Your sales are down and your marketing isn’t performing well. You might be implementing a lot of marketing tactics, but sales are dipping every month. You could do a blog—but good luck competing with the estimated 260,000 other blogs. You could beef up your digital advertising, but these days most people use ad-blocking technology. You could try to grow your fan base on Facebook. However, for every 100,000 Facebook fans, only 130 will click on an organic post. As blogger Derek Gillette puts it, you have a case of “your brand fell and it can’t get up.”
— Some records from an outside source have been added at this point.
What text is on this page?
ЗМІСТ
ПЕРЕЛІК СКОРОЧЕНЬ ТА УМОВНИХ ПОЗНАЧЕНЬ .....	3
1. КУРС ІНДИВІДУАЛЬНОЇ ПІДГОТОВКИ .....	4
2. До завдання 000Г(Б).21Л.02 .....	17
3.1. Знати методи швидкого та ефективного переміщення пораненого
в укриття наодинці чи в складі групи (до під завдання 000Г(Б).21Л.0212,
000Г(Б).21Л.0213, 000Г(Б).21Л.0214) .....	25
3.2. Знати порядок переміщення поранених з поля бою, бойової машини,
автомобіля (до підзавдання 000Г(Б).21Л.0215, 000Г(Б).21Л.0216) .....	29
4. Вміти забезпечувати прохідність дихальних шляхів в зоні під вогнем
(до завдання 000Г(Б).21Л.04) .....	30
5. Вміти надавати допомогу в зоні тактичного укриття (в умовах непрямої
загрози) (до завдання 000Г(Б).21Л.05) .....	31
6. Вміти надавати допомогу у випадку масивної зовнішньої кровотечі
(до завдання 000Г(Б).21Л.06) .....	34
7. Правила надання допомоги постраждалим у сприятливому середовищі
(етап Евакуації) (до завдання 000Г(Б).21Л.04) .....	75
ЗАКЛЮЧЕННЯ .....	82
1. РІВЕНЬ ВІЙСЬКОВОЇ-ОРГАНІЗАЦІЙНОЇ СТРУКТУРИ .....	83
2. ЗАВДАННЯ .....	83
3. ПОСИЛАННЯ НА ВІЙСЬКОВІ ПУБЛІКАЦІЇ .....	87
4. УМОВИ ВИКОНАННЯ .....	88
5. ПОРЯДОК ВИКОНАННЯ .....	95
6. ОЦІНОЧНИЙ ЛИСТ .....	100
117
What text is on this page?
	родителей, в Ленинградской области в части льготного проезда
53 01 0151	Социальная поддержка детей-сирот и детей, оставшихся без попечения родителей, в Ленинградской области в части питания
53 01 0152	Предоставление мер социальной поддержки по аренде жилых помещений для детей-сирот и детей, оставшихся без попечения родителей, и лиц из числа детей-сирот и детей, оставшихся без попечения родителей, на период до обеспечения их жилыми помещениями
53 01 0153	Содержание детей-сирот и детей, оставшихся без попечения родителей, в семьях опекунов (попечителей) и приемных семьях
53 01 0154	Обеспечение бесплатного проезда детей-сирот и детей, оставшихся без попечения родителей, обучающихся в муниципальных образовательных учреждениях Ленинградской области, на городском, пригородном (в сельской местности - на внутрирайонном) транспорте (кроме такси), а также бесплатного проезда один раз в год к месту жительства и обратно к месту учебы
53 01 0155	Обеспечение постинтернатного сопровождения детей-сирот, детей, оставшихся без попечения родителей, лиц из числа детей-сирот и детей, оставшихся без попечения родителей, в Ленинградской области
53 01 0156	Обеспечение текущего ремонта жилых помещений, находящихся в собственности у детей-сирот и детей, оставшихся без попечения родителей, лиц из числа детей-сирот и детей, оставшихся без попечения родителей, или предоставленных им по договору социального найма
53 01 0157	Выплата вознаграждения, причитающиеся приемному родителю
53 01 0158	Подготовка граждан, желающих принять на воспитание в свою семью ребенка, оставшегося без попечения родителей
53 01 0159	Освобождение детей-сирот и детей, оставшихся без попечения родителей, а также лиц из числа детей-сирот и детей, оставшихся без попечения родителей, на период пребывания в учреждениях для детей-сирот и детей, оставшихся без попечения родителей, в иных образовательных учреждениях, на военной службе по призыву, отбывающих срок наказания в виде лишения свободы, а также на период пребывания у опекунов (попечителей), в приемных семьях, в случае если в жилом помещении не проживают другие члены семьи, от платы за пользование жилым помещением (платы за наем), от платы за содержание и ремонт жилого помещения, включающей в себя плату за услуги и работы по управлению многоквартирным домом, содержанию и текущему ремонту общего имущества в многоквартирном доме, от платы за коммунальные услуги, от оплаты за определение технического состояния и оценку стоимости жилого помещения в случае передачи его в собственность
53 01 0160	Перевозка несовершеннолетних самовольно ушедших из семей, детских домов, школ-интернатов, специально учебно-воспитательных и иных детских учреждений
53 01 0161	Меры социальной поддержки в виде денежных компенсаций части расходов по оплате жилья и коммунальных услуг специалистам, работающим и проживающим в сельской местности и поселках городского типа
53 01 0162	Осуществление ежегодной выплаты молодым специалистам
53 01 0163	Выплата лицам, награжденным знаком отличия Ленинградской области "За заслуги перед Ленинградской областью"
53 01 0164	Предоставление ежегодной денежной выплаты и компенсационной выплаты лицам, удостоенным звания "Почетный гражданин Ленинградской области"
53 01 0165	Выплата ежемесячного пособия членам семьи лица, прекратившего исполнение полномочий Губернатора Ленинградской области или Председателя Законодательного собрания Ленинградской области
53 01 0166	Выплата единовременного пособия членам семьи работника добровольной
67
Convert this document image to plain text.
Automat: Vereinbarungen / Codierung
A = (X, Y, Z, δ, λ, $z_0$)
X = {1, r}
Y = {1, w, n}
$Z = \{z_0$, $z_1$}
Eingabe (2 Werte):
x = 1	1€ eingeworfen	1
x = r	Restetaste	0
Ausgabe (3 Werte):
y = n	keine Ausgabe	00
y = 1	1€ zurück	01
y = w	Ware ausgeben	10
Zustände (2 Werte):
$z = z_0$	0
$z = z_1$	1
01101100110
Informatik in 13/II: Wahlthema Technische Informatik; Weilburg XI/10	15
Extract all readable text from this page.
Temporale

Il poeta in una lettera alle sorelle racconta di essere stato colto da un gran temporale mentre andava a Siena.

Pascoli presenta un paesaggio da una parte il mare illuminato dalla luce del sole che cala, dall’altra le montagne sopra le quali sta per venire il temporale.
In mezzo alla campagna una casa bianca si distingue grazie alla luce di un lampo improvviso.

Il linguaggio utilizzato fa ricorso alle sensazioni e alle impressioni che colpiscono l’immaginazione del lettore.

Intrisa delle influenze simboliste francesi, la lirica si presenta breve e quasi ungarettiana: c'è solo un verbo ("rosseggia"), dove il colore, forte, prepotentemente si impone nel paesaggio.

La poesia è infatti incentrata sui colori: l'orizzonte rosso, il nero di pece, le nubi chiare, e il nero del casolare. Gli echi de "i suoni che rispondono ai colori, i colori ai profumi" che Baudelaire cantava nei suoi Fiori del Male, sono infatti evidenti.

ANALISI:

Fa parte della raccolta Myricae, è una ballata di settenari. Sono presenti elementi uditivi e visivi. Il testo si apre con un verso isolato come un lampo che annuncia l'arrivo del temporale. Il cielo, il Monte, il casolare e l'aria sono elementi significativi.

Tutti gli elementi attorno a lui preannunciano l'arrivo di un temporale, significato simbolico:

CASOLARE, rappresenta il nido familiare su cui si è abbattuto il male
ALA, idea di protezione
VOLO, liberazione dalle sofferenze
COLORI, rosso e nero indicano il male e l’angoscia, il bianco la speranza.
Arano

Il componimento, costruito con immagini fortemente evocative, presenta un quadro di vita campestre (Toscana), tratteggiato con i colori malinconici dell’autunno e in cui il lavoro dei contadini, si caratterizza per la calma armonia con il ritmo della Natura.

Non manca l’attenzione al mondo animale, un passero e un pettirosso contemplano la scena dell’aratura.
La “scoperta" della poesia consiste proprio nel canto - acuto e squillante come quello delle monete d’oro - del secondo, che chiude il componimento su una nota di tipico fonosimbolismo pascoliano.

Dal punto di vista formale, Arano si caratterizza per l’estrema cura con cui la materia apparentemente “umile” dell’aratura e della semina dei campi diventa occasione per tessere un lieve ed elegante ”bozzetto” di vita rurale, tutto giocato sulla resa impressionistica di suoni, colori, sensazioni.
What do you do when your brand hits a slump? Promotional Consultant Today shares these tried-and-true steps outlined by Gillette:

1. It’s time to finally understand your brand is the competitive advantage no one can ever steal. Your brand, when done right, can be iconic, will evoke emotions, and develops enduring loyalty. In short, brand equals lasting impact. If your brand strategy is working, your word of mouth referrals will go up. It’s true, brand is more than referrals, but referrals are a natural byproduct which makes them a great barometer by which to measure the success of your brand strategy.

2. Word-of-mouth referrals are worth more than paid advertising leads. I can’t tell you how many companies I’ve come across that refuse to put significant marketing dollars towards growing word-of-mouth referrals. Sure, they aren’t trackable like digital marketing, and the ROI reporting may be sketchy as best, but in an article in Forbes, Kyle Wong tells why they are worth it, despite the ambiguity: “According to a McKinsey Study, marketing-inspired word-of-mouth generates more than twice the sales of paid advertising, and these customers have a 37-percent higher retention rate.”

In fact, depending on how expensive your product is, word-of-mouth is the primary factor behind 20 to 50 percent of all purchasing decisions.

Unfortunately, there’s a significant gap between most brands and a solid word-of-mouth referral stream. It’s a gap that can only be filled by one thing: raving fans.

How do you go about creating raving fans? A comment taken from the McKinsey study puts it this way, “Consumers rarely complain about or praise a company when they receive what they expect.” In other words, the single best way to create raving fans is by doing something unexpected.

3. Grow a fan base by finally doing something that’s not scalable. In today’s technology-obsessed economy, what’s more unexpected than doing something that’s not scalable? Exactly what that “not scalable” thing is will be unique to your company. Spend time as a leadership team, or with your branding agency, figuring out what will wow your customers the most. Then do it.

By focusing on strong word-of-mouth referrals, your brand will stand above the competition.